William B. Powell to the Editors of The Old Soldier, 12 March 1840
To the Editors of the Old Soldier:
As some of those those publications devoted to the interests of Mr. Van Buren bring up the testimony of Gen. Harrison’s enemies to prove that he (the General) is not a great man; I will take the testimony of one of his political enemies, (personal ones he has none) to prove that in no section of the Union an honest office-holder, or friend of his country, has any thing to fear should General Harrison be elected to the Presidency of the United States.1
I took the trouble to write to a friend of mine, an Old Soldier, not unknown in the History of the late war with Great Britain, and who served his country in the field at the same time Gen. Harrison did. This gentleman lives within two or three miles of Gen. Harrison’s farm, knows him well, and has for many years past,—who is an old Jackson man and Van Buren man. Hear what he says:—
“With regard to your enquiries about Gen. Harrison, I can say, I set store by him, and as to the report that he is an abolitionist, it is not the case—he is in favor of colonization.2 He is an honest man and a friend to his country. He is no party man, and if elected President, he will not turn any one out of office on account of political opinions if they conduct themselves well and are honest.
I heard General Harrison in his public address at our last fall election, state, that he was not a party man, and that he had never given a party vote in his life, and never should.”
Respectfully yours,WM. B. POWELL.
1Amos Kendall, director of the Van Buren re-election bid in 1840, instead of trying to defend the president, who had become increasingly unpopular due to his stumbling response to the Panic of 1837, launched a newspaper campaign attacking Harrison’s physical fitness for office, military exploits, and civic achievements.
Gail Collins, William Henry Harrison (New York: Times Books, 2012), 109.
2Southern Democrats accused Harrison, a Virginian born into a slave-holding family, of being an abolitionist based in part on his support among Northern Whigs, whom they argued were dominated by abolitionists, and in part on his membership half a century earlier in the Richmond Humane Society, an anti-slavery organization.
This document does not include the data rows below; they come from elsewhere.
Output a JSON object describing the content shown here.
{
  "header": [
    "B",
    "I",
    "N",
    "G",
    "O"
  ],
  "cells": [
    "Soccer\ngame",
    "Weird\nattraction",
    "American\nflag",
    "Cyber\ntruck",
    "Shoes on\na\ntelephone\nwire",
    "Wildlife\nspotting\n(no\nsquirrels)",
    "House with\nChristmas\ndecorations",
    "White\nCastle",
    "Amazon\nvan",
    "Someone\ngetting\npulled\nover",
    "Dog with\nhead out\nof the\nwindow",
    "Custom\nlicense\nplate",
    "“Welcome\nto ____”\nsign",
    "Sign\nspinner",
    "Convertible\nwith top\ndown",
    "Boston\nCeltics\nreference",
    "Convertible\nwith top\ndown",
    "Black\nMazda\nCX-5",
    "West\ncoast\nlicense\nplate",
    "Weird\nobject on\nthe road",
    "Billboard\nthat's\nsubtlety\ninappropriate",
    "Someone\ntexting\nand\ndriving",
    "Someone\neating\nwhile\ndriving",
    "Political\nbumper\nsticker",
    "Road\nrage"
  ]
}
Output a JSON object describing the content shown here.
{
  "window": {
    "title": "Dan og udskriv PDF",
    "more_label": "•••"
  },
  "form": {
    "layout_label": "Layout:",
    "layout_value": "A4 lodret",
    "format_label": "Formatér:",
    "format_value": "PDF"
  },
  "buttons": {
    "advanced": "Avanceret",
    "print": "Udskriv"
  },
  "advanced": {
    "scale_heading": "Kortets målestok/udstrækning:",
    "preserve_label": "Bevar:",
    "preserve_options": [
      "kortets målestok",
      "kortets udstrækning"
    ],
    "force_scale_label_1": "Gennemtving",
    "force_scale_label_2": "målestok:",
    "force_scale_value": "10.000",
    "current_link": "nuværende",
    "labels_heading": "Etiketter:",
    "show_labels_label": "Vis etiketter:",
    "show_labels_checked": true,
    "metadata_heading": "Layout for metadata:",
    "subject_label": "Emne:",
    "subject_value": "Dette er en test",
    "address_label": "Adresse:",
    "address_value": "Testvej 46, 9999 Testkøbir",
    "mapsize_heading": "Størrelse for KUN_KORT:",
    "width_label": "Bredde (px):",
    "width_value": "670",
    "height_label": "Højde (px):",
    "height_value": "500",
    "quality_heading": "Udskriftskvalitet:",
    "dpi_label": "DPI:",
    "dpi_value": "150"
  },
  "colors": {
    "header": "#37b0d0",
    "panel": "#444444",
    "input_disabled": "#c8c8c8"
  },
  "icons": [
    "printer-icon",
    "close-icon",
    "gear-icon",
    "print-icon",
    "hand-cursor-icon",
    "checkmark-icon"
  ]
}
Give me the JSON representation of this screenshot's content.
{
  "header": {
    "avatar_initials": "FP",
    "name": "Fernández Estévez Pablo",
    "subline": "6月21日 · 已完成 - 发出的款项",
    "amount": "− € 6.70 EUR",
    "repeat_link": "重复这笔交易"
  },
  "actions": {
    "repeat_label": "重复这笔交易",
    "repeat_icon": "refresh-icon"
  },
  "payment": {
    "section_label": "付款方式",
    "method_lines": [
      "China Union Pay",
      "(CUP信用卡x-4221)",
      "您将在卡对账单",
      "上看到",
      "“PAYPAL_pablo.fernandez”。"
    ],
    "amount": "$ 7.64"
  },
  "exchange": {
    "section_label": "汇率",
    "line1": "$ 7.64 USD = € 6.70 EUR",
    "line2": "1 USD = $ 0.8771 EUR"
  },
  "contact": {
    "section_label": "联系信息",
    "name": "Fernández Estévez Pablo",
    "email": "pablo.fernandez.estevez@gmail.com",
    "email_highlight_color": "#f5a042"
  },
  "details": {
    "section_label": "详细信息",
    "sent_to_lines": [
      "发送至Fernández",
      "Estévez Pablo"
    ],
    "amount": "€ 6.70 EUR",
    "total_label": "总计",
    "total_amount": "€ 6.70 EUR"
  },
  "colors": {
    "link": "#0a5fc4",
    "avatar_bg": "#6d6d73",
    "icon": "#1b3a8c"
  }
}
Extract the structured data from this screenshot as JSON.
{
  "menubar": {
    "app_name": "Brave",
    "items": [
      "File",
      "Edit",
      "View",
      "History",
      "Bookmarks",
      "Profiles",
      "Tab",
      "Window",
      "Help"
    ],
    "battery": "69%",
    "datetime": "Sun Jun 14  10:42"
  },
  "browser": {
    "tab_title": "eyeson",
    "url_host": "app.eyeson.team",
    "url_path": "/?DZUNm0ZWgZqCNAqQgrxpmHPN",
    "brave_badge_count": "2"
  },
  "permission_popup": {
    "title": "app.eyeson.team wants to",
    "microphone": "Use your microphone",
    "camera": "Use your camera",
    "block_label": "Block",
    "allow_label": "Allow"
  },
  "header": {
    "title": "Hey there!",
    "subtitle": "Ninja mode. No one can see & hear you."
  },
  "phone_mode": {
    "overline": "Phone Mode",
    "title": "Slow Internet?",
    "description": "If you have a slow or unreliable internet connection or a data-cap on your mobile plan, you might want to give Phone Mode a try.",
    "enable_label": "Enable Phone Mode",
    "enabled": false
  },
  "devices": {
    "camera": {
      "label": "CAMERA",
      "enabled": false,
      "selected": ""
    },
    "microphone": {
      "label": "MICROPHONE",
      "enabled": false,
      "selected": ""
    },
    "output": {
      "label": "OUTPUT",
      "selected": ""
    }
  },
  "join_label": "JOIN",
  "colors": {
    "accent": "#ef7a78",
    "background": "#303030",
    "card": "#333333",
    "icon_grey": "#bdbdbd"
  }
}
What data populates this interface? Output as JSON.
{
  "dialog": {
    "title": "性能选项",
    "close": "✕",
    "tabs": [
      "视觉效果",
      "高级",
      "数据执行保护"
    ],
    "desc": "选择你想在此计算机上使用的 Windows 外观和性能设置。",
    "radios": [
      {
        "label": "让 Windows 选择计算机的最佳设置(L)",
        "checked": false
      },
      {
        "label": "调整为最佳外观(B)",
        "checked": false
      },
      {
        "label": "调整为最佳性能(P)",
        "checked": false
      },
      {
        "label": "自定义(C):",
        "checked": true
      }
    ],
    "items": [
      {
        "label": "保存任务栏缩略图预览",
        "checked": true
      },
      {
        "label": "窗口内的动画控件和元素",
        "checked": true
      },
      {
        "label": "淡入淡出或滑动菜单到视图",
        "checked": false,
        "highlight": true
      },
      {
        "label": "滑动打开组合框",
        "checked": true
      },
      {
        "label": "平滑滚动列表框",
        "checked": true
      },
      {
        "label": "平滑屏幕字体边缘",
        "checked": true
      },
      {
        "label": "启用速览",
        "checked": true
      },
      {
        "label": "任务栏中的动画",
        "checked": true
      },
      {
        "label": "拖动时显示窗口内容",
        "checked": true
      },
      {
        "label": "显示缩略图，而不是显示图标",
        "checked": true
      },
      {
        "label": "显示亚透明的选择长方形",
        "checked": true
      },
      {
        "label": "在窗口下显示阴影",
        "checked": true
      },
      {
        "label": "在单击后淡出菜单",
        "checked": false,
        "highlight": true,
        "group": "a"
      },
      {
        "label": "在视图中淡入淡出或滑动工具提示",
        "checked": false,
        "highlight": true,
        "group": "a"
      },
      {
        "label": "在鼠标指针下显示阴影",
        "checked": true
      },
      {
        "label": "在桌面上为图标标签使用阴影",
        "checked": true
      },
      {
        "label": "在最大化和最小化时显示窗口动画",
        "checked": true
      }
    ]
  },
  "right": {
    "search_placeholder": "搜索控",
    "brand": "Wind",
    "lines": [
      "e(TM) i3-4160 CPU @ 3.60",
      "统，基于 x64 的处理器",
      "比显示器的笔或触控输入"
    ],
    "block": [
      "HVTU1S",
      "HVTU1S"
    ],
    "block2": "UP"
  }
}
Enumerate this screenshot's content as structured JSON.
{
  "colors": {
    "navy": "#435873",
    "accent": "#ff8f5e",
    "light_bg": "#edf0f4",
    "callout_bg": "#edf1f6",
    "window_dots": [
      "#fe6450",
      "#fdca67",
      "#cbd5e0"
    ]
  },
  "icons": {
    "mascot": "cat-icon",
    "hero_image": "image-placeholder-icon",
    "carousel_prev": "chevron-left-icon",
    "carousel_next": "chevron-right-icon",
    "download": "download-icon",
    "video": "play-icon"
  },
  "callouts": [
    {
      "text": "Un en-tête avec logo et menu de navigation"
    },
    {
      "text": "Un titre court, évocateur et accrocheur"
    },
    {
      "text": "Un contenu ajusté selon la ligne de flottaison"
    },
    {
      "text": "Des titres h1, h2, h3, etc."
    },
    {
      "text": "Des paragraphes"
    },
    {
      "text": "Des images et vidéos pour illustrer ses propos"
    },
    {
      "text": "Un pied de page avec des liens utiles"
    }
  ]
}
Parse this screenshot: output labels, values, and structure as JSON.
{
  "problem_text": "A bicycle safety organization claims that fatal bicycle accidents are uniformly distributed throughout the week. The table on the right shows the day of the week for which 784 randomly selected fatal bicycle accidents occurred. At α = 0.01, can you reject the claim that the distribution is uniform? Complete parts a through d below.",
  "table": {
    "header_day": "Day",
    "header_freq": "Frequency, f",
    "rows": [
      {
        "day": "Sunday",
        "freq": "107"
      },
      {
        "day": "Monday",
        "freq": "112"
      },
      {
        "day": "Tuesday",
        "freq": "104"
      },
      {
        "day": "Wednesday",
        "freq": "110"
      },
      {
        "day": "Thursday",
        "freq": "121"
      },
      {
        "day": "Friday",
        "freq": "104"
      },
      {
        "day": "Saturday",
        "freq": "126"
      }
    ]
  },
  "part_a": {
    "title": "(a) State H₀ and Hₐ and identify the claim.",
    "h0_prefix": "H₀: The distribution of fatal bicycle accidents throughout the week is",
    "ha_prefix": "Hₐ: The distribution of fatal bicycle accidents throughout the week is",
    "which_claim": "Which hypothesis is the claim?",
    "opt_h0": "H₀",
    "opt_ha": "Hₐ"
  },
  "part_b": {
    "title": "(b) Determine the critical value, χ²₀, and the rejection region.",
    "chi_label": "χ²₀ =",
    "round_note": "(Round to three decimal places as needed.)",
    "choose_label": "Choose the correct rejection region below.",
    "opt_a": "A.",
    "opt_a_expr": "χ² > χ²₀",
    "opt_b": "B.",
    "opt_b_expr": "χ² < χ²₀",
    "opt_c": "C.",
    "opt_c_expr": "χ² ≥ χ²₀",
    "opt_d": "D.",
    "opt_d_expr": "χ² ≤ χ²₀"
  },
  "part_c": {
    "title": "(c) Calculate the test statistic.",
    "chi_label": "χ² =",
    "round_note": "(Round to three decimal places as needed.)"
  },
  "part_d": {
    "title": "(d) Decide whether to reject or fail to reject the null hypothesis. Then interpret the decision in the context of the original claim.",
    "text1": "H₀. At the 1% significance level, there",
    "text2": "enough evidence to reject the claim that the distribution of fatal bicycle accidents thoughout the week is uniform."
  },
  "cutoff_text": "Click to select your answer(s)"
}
Harrison actually had a mixed record regarding slavery. He owned slaves himself--though not while as president. While governor of the Indiana Territory, he worked to suspend the Northwest Ordinance’s prohibition against slavery. While a member of Congress from Ohio, he stated that he was opposed to slavery, but in debates over the extension of slavery to the new states or territories, he sided with pro-slavery Southerners and voted for extension. In his public speeches during the 1840 campaign, he was purposely ambiguous regarding slavery in the Southern states, expansion of slavery into new states and territories, and anti-slavery and abolitionism.
Daniel Walker Howe, What Hath God Wrought: The Transformation of America, 1815-1848 (New York: Oxford University Press, 2007), 137; Michael F. Holt, The Rise and Fall of the American Whig Party: Jacksonian Politics and the Onset of the Civil War (New York: Oxford University Press, 1999), 111; Gail Collins, William Henry Harrison, 12-13, 32, 63.

Printed Transcription, 1 page(s), The Old Soldier (Springfield, IL), 14 March 1840, 3:1.